GREENVILLE – The Garst Museum is paving the way for national attention by adding improved signage and newly-acquired artifacts of Annie Oakley’s life.
“I think we’re preparing and improving our exhibits to put them on a more national level,” Garst Museum Executive Director Clay Johnson said. “I really think we have the quality of artifacts and research here.”
The museum is initiating a multi-stage sign program which is designed to make the it more patron-friendly. The new signs integrate matching icons, fonts and colors with their matching museum wings including Lowell Thomas, Annie Oakley and the Treaty of Greene Ville exhibits.
The prominent sign outside the Garst Museum was also redesigned to mirror aspects from the house, from the front porch’s lower brick to its green trimmings.
“We wanted it to be aesthetically appealing, but also we had to realize this was a sign to identify the Garst Museum, so it was important to get the important information out there,” said Johnson. The sign now includes the new exhibit icons as well as the museum hours and website address. “I’m really pleased with how it turned out.”
The icons will also be used in new Garst Museum programs which feature a map of the building.
“This is a large museum, so it’s easy for some people to get turned around. So we’re going to have a program to direct people from one side of the museum to the other,” said Johnson.
Johnson said some patrons were under the impression that the Garst Museum was a county building, so the decision was made to enhance its branding and visibility. Additional signs are also planned for the parking lot and lead viewers to corresponding entrances and exits. Johnson expects the entire sign program to finish by the end of March.
The National Annie Oakley Center at Garst Museum has undergone a series of new upgrades as well, including a major replacement of the Annie Oakley Popular Culture Gallery case which are located in one of the museum’s hallways.
The renovations were made to streamline the exhibit with a natural beginning and end, and asks patrons to consider both Oakley’s history and myth.
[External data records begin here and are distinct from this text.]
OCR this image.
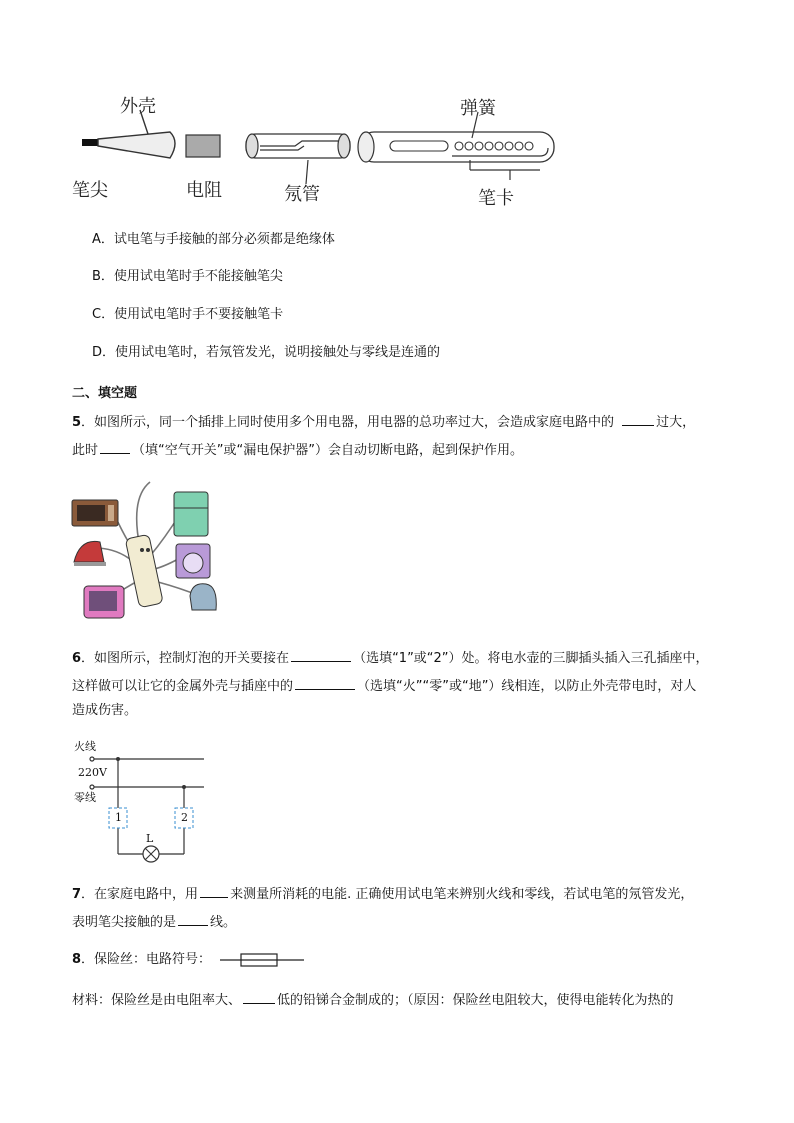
外壳
笔尖	电阻	氖管
弹簧
笔卡
A．试电笔与手接触的部分必须都是绝缘体
B．使用试电笔时手不能接触笔尖
C．使用试电笔时手不要接触笔卡
D．使用试电笔时，若氖管发光，说明接触处与零线是连通的
二、填空题
5．如图所示，同一个插排上同时使用多个用电器，用电器的总功率过大，会造成家庭电路中的	过大，
此时	（填“空气开关”或“漏电保护器”）会自动切断电路，起到保护作用。
6．如图所示，控制灯泡的开关要接在	（选填“1”或“2”）处。将电水壶的三脚插头插入三孔插座中，
这样做可以让它的金属外壳与插座中的	（选填“火”“零”或“地”）线相连，以防止外壳带电时，对人
造成伤害。
火线
220V
零线
1	2
L
7．在家庭电路中，用 来测量所消耗的电能. 正确使用试电笔来辨别火线和零线，若试电笔的氖管发光，
表明笔尖接触的是	线。
8．保险丝：电路符号：
材料：保险丝是由电阻率大、	低的铅锑合金制成的；（原因：保险丝电阻较大，使得电能转化为热的
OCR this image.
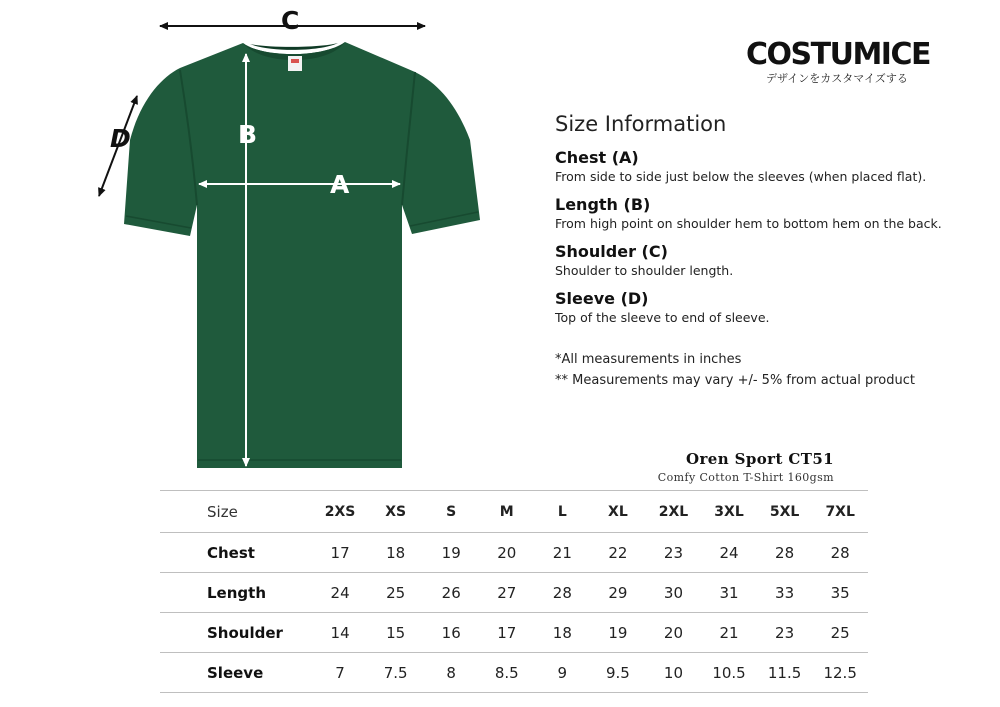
C
D	B
A
COSTUMICE
デザインをカスタマイズする
Size Information
Chest (A)
From side to side just below the sleeves (when placed flat).
Length (B)
From high point on shoulder hem to bottom hem on the back.
Shoulder (C)
Shoulder to shoulder length.
Sleeve (D)
Top of the sleeve to end of sleeve.
*All measurements in inches
** Measurements may vary +/- 5% from actual product
Oren Sport CT51
Comfy Cotton T-Shirt 160gsm
Size	2XS	XS	S	M	L	XL	2XL	3XL	5XL	7XL
Chest	17	18	19	20	21	22	23	24	28	28
Length	24	25	26	27	28	29	30	31	33	35
Shoulder	14	15	16	17	18	19	20	21	23	25
Sleeve	7	7.5	8	8.5	9	9.5	10	10.5	11.5	12.5
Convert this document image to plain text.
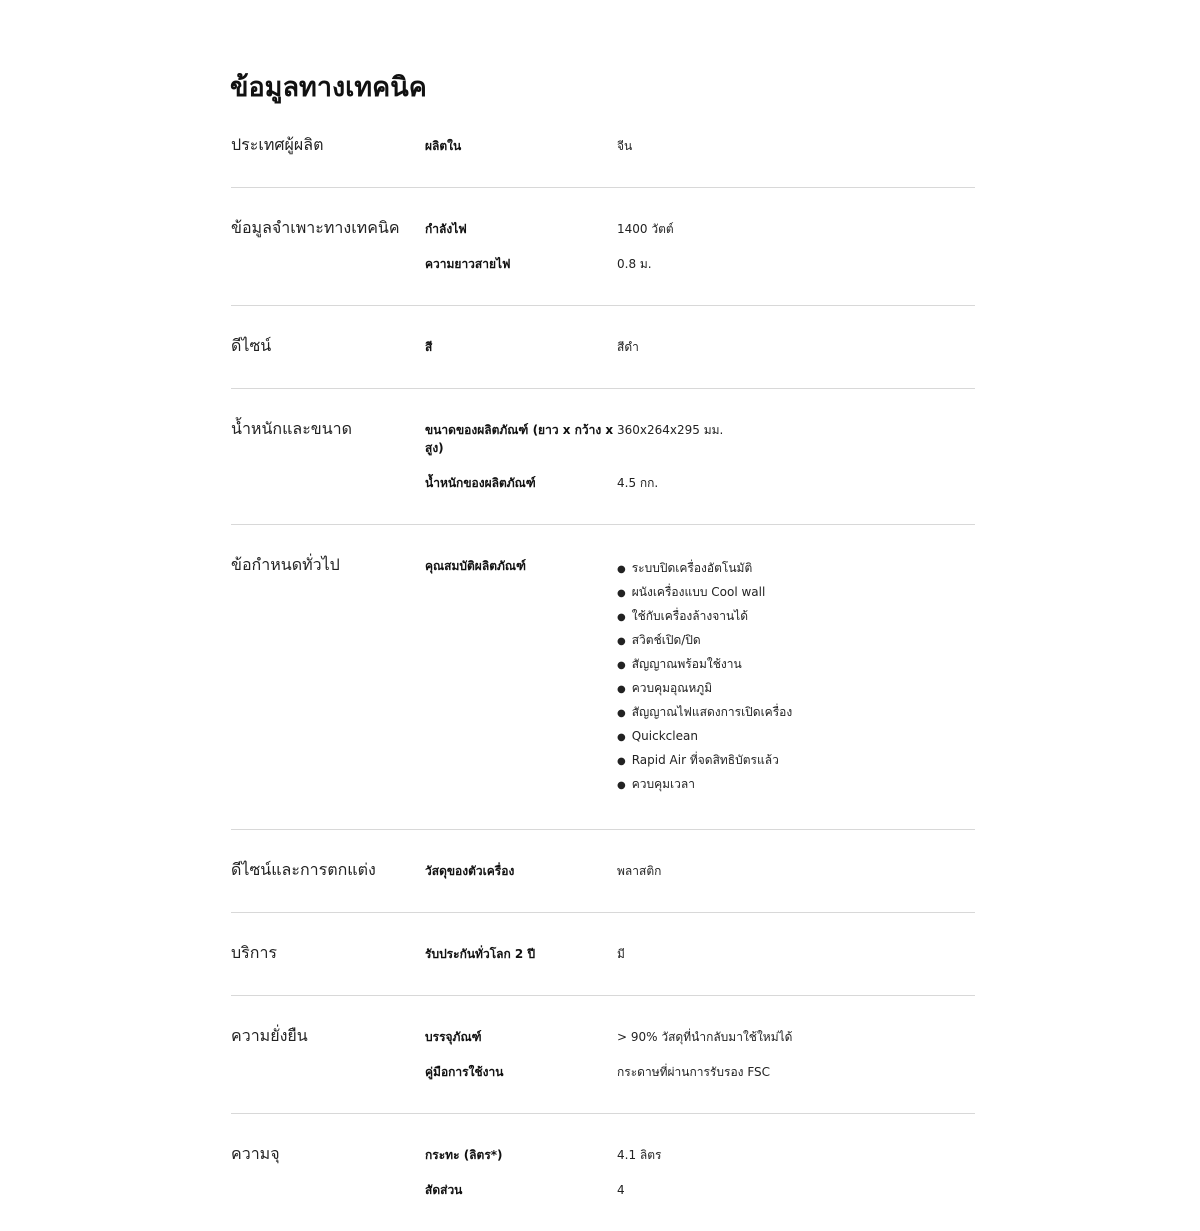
ข้อมูลทางเทคนิค
ประเทศผู้ผลิต	ผลิตใน	จีน
ข้อมูลจำเพาะทางเทคนิค	กำลังไฟ	1400 วัตต์
ความยาวสายไฟ	0.8 ม.
ดีไซน์	สี	สีดำ
น้ำหนักและขนาด	ขนาดของผลิตภัณฑ์ (ยาว x กว้าง x สูง)
360x264x295 มม.
น้ำหนักของผลิตภัณฑ์	4.5 กก.
ข้อกำหนดทั่วไป	คุณสมบัติผลิตภัณฑ์
●	ระบบปิดเครื่องอัตโนมัติ
● ผนังเครื่องแบบ Cool wall
● ใช้กับเครื่องล้างจานได้
● สวิตช์เปิด/ปิด
● สัญญาณพร้อมใช้งาน
● ควบคุมอุณหภูมิ
● สัญญาณไฟแสดงการเปิดเครื่อง
● Quickclean
● Rapid Air ที่จดสิทธิบัตรแล้ว
● ควบคุมเวลา
ดีไซน์และการตกแต่ง	วัสดุของตัวเครื่อง	พลาสติก
บริการ	รับประกันทั่วโลก 2 ปี	มี
ความยั่งยืน	บรรจุภัณฑ์	> 90% วัสดุที่นำกลับมาใช้ใหม่ได้
คู่มือการใช้งาน	กระดาษที่ผ่านการรับรอง FSC
ความจุ	กระทะ (ลิตร*)	4.1 ลิตร
สัดส่วน	4
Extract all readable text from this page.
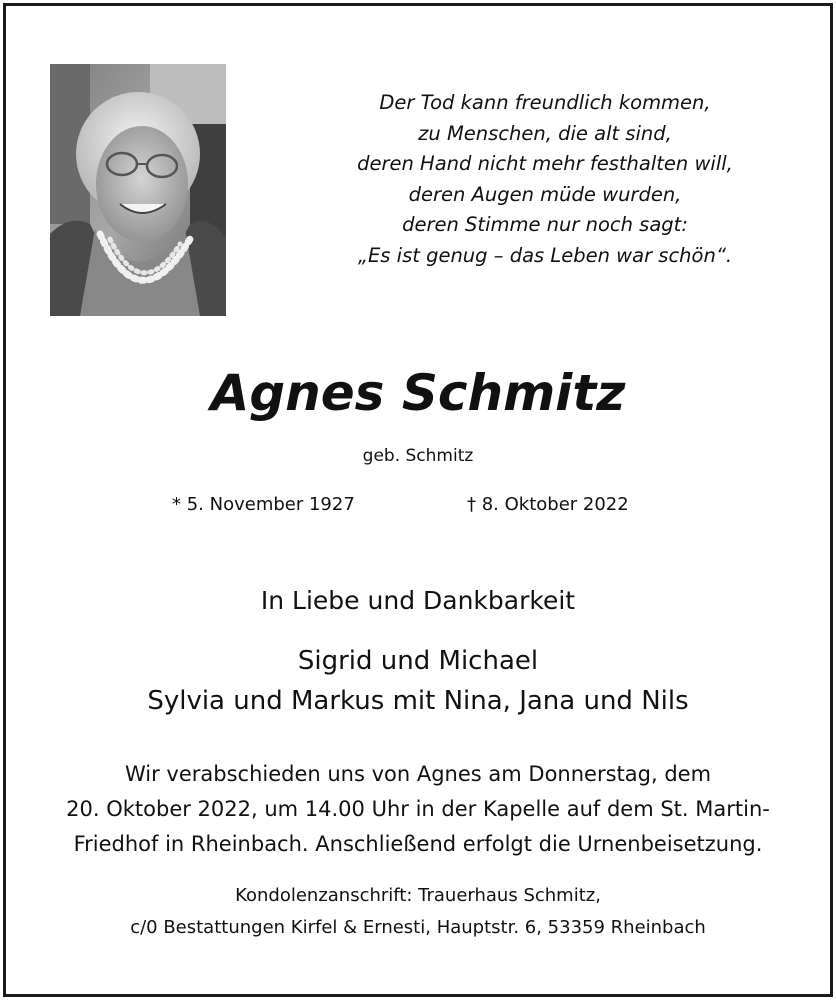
Der Tod kann freundlich kommen,
zu Menschen, die alt sind,
deren Hand nicht mehr festhalten will,
deren Augen müde wurden,
deren Stimme nur noch sagt:
„Es ist genug – das Leben war schön“.
Agnes Schmitz
geb. Schmitz
* 5. November 1927	† 8. Oktober 2022
In Liebe und Dankbarkeit
Sigrid und Michael
Sylvia und Markus mit Nina, Jana und Nils
Wir verabschieden uns von Agnes am Donnerstag, dem
20. Oktober 2022, um 14.00 Uhr in der Kapelle auf dem St. Martin-
Friedhof in Rheinbach. Anschließend erfolgt die Urnenbeisetzung.
Kondolenzanschrift: Trauerhaus Schmitz,
c/0 Bestattungen Kirfel & Ernesti, Hauptstr. 6, 53359 Rheinbach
“The goal was to create the beginning of the exhibit which introduced you to the pop culture aspect of Annie Oakley, which a lot of people are only familiar with, and then invite people to learn about Annie through her first-personal room,” Johnson said. “Then they’ll go into her professional room, which tells the story of the Wild West Show, and some of the new artifacts we’ve acquired dealt with the end of her life.”
The Garst Museum just recently acquired letters written by Annie Oakley where she recognizes her own mortality and begins to settle her affairs, with personal bank notes and her own cremation receipt.
“And so it really kind of ties to the end of her story,” Johnson said.
The Annie Oakley exhibit finishes with a case equipped with Annie Get Your Gun memorabilia, and asks viewers to consider the legacy left by Oakley.
Numerous other exhibits improvements were made, new exhibit labels, ceiling and lighting enhancements, an exhibit on Dave the Dog (Oakley’s English Setter), and a new height gauge for size comparison to Annie.
The size chart proved to be an early success with children’s groups touring the museum, as Oakley’s five-foot stature opened their eyes.
“It turned out to be one of the more popular parts of the exhibit,” Johnson said. “When I first saw it, I thought, well that’s not right. The fact that she was that small, it really speaks to her athleticism.”
Donations for the improvements came from the Coppock-Hole Trust, Fred Brumbaugh, Nealeigh Design Group, The National Annie Oakley Center Foundation, Bonnie Perry, Marilyn Robbins, Donna Roxey and Allen Bernard.
But these new upgrades are only the first step in a continual drive to improve the museum. Johnson hinted at new developments in just a few months down the road.
“In the springtime you’re going to see a lot of good things coming from here,” he said.